İkinci günümü de hiçbir şey yemeden içmeden geçirmiştim lakin açlığa alışan bünyem susuzluğa dayanamaz olmuştu. Bir galon su içsem içimdeki susuzluğu dindiremeyecek gibi hissediyordum. İkinci günün gecesi benimle birlikte matem yaşayan hanemiz sessizliğe gömülmüştü. Herkesler uykudaydı ama benim gözümü uyku tutmuyordu. Susuzluk yakıp kavurmuştu iç organlarımı.

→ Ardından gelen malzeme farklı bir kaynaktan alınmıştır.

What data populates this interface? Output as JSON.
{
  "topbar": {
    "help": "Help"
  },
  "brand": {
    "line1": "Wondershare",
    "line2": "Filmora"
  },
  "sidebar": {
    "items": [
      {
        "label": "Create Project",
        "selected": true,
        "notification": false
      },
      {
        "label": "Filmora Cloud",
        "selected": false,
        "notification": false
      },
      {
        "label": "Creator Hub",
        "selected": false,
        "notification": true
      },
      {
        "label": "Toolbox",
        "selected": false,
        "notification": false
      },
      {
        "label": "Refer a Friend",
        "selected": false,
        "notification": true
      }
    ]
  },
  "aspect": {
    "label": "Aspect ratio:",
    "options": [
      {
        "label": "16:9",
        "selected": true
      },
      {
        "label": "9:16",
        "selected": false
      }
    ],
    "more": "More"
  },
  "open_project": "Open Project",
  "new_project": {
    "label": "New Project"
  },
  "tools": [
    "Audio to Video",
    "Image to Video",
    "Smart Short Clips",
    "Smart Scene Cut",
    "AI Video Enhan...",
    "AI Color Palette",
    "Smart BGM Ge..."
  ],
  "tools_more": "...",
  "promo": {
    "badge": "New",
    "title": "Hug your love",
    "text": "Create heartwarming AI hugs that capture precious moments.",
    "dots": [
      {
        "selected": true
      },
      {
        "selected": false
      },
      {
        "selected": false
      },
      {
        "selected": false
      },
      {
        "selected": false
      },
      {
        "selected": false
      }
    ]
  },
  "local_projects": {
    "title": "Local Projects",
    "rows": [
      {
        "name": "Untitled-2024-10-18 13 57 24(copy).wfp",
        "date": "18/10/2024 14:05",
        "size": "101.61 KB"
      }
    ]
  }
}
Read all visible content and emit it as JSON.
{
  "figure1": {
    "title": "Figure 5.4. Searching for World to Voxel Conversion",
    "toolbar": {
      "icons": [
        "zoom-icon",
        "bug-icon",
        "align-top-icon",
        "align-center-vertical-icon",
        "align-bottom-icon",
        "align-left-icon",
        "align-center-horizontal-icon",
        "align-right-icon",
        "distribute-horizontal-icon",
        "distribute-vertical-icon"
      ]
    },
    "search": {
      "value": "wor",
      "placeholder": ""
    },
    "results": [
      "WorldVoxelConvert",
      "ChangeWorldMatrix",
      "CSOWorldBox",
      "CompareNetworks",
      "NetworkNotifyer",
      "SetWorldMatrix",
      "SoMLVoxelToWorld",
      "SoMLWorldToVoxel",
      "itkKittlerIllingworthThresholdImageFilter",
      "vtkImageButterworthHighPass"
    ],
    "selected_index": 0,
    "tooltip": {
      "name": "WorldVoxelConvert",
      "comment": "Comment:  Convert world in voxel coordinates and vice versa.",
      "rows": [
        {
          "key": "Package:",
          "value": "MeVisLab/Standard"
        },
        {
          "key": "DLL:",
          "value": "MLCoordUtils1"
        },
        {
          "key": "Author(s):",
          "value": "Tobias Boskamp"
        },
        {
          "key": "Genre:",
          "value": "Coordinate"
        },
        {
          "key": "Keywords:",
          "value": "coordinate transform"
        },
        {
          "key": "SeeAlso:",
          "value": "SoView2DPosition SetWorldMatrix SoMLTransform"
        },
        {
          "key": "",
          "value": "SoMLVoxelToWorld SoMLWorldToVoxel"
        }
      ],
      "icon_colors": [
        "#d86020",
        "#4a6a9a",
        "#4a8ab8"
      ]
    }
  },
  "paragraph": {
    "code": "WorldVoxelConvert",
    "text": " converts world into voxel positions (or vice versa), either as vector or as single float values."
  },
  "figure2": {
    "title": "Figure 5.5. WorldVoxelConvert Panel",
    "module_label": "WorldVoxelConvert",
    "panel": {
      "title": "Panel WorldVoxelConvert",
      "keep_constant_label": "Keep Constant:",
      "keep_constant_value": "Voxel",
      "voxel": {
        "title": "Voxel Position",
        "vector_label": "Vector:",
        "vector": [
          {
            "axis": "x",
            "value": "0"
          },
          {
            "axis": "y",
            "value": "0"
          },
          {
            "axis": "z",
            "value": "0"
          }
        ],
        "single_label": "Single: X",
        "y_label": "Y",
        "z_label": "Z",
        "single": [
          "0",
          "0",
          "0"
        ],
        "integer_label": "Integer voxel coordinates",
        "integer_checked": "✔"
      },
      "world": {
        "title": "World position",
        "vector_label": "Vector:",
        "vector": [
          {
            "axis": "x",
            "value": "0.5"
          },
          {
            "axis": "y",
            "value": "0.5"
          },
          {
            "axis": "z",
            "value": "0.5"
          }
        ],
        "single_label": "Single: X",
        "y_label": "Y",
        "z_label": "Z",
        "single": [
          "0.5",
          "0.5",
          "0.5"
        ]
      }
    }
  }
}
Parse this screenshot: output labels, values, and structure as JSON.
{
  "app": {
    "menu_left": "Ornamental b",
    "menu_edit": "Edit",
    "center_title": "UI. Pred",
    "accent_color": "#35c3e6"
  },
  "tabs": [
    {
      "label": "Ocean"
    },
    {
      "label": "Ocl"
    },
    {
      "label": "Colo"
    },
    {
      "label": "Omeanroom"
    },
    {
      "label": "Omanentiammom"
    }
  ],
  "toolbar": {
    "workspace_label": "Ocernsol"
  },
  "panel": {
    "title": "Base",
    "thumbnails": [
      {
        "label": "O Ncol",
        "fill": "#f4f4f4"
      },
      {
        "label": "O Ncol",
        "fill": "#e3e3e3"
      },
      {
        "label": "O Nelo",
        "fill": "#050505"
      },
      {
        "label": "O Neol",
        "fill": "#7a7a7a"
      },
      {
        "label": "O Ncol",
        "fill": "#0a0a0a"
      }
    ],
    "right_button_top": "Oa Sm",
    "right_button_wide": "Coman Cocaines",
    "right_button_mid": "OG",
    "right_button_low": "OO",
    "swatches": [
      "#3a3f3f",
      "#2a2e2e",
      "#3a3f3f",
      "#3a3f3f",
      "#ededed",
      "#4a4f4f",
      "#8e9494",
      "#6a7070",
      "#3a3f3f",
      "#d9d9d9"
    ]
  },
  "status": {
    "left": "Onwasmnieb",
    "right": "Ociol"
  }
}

Yatağımdan kalktım kapımı sessizce açtım ve merdiveni inerken parmaklarımın ucuna basarak yürüyordum. Alt kata inince doğruca mutfağa yöneldim. Mutfağın lambasını yakmak istemedim. Zaten sokak lambasının ışığı kısmen aydınlatıyordu içerisini. Buzdolabının kapısını açtım ve bir şişe suyu bir dikişte içtim. İkinci şişeyi yanıma almadan önce bir dikişte içerek boşalttığım su şişesini tekrar doldurup yerine koydum.

İndiğim gibi sessizce merdivenleri geri çıktım. Odama geçtim ve kapımı arkamdan kapatıp elimdeki su şişesini komodinin üzerine koydum. Bir dikişte içtiğim su midemin sancılanmasına neden olmuştu. Midem sancılandıkça uykum da kaçmıştı.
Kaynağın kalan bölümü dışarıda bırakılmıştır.